I never understood what “short-fingered” means. Thieving? Clumsy?

Google searches bring me back full circle to the Donald. Can anyone who’s come across the phrase pre-SPY please enlighten us all?

“Short-fingered” implies they don’t reach to the bottom of his pockets. That is to say, he’s cheap.

I used to work at SPY. It was because he has (or the editors thought he had) stubby fingers.

Small hands. Small dick.

Long fingers are associated with grace and elegance. Short, stubby fingers are not.

I too remember (and cherish) that descriptive phrase, but you have mutilated it. In its full glory–perhaps lost on a national and international audience–it is “short-fingered vulgarian from Queens.”

I never heard this. It certainly isn’t current in NYC, where the sentence was coined.

Are you guessing or is it said around your neck of the woods?

I stumbled across SPY with their Yuppie Scum issue, probably the funniest one they ever did. (Which also meant that every issue after was a partial disappointment, an irony Graydon Carter might appreciate.) That was the one with the Michael Graves teapot on the cover, which drew my eye because I had just purchased that exact teapot for my wife. (We were the antithesis of yuppies: she liked tea and needed a new teapot.) Like the National Lampoon, SPY had a wonderful few years and then disappeared up its own affectations. I hope your years were the good ones.

For my two cents: everything I’ve read about SPY confirms that the insult was about Trump’s stubby fingers, nothing more.

Yes, I think it was just an irrelevant but delightful criticism to levy on every first reference to The Donald.

Laurence Tisch was also invariably described by SPY as a “churlish dwarf billionaire.”
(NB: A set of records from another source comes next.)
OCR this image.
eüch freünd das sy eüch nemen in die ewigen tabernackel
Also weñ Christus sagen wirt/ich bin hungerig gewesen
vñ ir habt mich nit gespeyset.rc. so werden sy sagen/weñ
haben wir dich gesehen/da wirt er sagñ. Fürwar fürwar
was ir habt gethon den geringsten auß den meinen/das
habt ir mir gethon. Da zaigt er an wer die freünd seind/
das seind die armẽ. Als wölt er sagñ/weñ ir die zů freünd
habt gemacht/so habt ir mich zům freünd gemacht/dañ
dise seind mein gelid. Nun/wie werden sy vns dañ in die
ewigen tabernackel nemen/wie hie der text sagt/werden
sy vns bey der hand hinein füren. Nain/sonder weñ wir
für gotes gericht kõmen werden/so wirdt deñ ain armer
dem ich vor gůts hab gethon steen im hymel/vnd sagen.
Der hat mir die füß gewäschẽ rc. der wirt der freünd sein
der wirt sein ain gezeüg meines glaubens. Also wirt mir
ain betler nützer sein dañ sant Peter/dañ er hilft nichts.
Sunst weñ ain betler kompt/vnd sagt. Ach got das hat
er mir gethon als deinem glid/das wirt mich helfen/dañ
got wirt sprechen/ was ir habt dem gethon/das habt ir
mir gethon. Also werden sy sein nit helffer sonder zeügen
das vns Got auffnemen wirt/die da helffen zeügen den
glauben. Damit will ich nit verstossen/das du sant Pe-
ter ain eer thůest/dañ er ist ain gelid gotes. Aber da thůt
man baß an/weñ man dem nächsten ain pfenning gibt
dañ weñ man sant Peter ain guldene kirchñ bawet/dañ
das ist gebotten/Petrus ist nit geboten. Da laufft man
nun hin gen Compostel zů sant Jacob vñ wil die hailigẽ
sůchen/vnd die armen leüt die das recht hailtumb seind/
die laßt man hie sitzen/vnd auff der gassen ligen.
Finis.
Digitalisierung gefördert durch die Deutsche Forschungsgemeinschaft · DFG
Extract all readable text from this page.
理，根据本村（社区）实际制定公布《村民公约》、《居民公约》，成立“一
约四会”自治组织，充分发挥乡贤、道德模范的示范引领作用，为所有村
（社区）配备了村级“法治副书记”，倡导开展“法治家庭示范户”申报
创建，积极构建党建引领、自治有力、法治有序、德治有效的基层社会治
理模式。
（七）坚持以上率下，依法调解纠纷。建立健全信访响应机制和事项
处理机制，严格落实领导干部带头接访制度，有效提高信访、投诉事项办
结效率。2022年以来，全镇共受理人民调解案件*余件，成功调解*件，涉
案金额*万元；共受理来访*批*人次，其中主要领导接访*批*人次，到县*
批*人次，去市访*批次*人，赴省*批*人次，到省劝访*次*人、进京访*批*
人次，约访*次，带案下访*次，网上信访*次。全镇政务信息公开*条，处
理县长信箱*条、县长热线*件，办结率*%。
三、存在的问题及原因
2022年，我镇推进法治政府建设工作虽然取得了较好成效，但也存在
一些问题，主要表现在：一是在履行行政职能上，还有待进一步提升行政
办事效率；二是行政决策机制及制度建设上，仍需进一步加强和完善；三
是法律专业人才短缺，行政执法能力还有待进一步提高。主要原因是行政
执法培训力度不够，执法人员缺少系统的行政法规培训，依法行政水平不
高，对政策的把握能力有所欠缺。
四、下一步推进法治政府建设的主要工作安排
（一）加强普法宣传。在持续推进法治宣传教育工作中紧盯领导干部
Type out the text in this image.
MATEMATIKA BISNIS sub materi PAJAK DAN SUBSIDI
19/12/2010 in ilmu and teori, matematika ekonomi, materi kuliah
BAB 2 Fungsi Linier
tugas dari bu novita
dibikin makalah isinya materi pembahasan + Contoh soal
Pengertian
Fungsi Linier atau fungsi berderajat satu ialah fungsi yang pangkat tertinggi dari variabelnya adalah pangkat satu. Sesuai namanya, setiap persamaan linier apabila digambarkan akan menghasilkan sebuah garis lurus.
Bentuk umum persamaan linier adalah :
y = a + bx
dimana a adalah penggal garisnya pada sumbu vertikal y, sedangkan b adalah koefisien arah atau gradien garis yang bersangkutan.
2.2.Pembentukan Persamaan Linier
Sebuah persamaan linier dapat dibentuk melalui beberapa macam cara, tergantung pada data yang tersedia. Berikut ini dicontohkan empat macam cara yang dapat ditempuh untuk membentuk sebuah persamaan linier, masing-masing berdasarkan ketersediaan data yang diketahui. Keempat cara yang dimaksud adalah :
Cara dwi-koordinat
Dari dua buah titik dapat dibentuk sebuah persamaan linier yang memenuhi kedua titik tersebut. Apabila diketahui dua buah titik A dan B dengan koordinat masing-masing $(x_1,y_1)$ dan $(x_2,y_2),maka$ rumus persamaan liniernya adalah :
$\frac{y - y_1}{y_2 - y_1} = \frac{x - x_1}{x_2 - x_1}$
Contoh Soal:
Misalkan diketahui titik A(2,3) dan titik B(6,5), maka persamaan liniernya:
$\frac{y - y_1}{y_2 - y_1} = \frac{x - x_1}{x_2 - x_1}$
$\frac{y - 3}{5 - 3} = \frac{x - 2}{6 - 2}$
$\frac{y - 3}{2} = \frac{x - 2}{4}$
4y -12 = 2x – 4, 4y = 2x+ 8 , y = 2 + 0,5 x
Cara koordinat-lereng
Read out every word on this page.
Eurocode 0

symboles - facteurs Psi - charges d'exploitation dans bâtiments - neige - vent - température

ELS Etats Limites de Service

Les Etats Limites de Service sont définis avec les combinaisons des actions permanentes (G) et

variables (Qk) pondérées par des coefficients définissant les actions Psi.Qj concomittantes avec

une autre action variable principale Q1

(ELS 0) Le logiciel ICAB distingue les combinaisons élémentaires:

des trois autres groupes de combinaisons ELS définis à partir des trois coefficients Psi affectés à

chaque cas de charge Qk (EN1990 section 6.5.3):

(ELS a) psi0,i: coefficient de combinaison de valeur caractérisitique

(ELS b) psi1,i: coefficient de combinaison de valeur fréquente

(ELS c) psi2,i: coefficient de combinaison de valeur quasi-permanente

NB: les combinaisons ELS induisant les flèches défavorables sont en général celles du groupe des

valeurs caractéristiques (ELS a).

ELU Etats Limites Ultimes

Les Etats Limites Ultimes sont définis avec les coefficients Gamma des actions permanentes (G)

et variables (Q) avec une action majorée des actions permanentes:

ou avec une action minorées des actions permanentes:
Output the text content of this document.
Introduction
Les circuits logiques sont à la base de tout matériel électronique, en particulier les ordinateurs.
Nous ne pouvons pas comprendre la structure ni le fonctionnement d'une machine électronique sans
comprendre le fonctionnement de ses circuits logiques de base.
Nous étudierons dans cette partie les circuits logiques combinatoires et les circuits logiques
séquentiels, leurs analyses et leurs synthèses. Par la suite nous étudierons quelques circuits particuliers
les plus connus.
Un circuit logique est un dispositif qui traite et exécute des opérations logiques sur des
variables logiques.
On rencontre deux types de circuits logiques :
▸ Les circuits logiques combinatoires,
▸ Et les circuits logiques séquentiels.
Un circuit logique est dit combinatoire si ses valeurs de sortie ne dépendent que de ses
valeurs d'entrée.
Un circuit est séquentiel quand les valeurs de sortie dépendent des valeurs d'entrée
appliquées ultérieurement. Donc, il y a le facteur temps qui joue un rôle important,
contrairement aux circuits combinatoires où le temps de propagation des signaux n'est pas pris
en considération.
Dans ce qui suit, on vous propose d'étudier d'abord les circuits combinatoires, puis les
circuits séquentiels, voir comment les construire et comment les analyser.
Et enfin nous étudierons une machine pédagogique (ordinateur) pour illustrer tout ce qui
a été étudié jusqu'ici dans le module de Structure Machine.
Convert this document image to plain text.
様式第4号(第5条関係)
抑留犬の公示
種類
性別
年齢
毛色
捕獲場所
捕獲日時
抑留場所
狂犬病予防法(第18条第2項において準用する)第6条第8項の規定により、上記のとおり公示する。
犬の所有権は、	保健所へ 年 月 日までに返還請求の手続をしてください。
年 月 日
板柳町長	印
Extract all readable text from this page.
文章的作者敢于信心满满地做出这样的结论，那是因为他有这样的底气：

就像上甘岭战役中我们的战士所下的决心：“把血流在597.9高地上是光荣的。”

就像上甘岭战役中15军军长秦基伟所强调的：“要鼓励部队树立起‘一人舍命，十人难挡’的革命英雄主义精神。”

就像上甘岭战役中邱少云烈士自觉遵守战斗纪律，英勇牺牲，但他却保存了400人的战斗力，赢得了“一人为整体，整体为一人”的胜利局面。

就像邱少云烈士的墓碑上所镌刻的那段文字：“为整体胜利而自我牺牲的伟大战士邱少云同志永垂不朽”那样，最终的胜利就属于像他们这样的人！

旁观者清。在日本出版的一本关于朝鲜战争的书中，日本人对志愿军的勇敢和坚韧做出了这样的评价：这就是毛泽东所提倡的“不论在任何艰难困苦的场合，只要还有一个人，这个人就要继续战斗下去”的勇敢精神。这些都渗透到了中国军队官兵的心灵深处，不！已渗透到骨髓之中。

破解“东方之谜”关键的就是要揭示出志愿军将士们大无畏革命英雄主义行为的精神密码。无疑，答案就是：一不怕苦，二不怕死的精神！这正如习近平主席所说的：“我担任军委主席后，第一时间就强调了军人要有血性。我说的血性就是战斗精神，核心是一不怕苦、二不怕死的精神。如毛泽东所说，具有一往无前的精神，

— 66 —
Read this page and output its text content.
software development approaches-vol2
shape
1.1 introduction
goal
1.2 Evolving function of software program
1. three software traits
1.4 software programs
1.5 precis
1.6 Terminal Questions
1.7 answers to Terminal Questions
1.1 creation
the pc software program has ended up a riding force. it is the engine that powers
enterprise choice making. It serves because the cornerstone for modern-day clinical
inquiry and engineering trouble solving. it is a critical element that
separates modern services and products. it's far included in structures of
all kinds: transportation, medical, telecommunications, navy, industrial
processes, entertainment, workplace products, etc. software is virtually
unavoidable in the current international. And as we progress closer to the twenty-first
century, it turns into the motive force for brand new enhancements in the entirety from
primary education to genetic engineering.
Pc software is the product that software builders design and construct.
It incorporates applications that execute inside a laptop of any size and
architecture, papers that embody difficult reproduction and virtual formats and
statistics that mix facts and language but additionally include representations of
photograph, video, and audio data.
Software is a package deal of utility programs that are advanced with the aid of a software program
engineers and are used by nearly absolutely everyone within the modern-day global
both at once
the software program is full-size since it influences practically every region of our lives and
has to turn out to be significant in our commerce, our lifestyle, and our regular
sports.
Actual stumpy little fingers = antithesis of grace and elegance.

Seems reasonable to me! Thanks, everyone.

I never said he was a drug kingpin. I said he was El Cheapo !

Both :slight_smile: “Short arms and long pockets” is an old saying here, meaning a cheap person who won’t buy their round of drinks. ISTM this was a minor variation of that.

Megan Fox has short, sausage-y fingers too. That’s why I refuse to let her into my bed.

That’s OK. She’s welcome in mine.

I thought it was for eating crackers.

As a historical note, SPY was not the first magazine to employ this style. It was stolen in toto from the early Time magazine.

Timestyle, the weird syntax, portmanteau words, and adjective-laden prose developed by Briton Hadden (not Henry Luce), had a similar set of pat modifiers for various celebrities.

Torpedo-headed dynamo Walter P. Chrysler
Hen-shaped Fiorello LaGuardia
Duck-hunting dentist Senator Henrik Shipstead
Eel-hipped runagade Red Grange
Bathyosophical enthusiast the Prince of Monaco (a deep-sea diver)
Wild-eyed President Francisco Madero of Mexico
Sharp-kneed Megan Fox

OK, maybe not that last one.

Maybe for all the coverage of the new Star Wars movie we can resurrect “scruffy-looking nerf herder Han Solo”?

Who stole it from Homer.

Charles Pierce in Esquire is continuing the tradition, by the way.

For example, he always refers to Paul Ryan as a “zombie-eyed granny starver” and Scott Walker as a “goggle-eyed homunculus”.

I don’t think he used them *quite *in the same way that Time or SPY did.

And everybody else these days. I think all the late night comics are now doing it. Chris Hardwick on @midnight keeps pushing the envelope on what to call Trump, with a topper every night.